The Phrasal Lexicon

(Becker, 1975) at Theoretical Issues in NLP (an ACL workshop)

This paper is rather tongue-in-cheek, and it’s a real delight to read. It argues that phrases, not just words, represent free-standing concepts. We manipulate words and phrases to assemble new meanings. It has just enough of a point to it that it doesn’t deserve publication in SIGBOVIK, and there’s a twist ending that I won’t give away.

Becker starts off by saying that we, unlike physicists, deal with a mesy set of problems. When we make simplifying assumptions about our sentences, they now behave nothing like reality. This brings us to the first idea:


Any theory (or partial theory) of the English Language that is expounded in the English Language must account for (or at least apply to) the text of its own exposition.

Stray thought: Has anyone read the Wikipedia article on foreshadowing? It’s stunningly terse.

Anyway, his criterion is used to wipe the slate of theoretical linguistics clean. It (no doubt) generalizes to other languages besides English. He further attacks theoretical linguists for having lost ground to computational methods. (That feels like he’s just begging for enemies at this workshop.)

Now to the meat of the paper. He presents six categories that phrases can take on, avoiding the dismissive “That’s just an idiom”:

  1. Polywords: multi-word phrases that are locked in. “to blow up” == “to explode”. “for good” == “forever”
  2. Phrasal constraints: slightly less locked in. You can have something “by pure coincidence” or “by sheer coincidence”.
  3. Deictic locutions: Tools for altering the flow of conversation, like “for that matter” or “by the way”.
  4. Sentence builders: essentially templatic sentences. [A] gave [B] a (long) song and dance about [topic].
  5. Situational utterances: Complete sentences that are largely phatic, and often socially expected. “You’re too kind” and “How can I ever repay you?” qualify.
  6. Verbatim texts: more-or-less memorized quotes. “Better late than never” or “I’ve got ninety-nine problems, but [subject] ain’t one.”

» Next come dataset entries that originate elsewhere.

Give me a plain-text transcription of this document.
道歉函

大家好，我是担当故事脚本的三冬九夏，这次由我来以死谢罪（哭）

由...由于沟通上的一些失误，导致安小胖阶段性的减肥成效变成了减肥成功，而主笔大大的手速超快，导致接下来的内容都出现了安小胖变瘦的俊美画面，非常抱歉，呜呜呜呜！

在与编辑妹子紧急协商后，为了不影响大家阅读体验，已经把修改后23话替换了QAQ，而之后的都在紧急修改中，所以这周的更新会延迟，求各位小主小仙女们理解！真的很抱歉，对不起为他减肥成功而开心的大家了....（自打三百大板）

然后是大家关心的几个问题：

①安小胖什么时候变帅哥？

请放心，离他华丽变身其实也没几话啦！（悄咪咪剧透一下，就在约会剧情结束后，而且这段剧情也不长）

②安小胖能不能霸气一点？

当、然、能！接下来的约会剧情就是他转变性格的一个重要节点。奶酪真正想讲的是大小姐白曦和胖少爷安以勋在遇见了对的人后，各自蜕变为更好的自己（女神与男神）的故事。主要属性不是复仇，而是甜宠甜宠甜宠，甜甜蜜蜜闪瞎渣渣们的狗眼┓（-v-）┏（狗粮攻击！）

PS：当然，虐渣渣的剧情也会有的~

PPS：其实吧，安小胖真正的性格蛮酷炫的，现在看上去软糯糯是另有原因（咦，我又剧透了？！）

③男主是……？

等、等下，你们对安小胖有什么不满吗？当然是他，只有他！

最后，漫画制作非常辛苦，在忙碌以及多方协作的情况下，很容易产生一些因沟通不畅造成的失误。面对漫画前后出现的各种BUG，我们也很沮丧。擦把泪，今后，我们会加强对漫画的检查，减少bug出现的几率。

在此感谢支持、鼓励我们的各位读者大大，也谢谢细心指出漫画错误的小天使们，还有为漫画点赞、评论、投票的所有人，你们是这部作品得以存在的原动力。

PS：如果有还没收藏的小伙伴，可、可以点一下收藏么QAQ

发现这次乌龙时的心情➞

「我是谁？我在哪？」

He posits that memorization and mimicry are how we get around problems, and the use of phrases is merely one such example. In this way, the paper nicely connects the look at multi-agent generation of language and the importance of phrase-based MT.

The bottom line:

  • (Look at that, another phrase.) Becker nicely gives his own bottom line.


    Elegance and truth are inversely related.

Written on March 8, 2018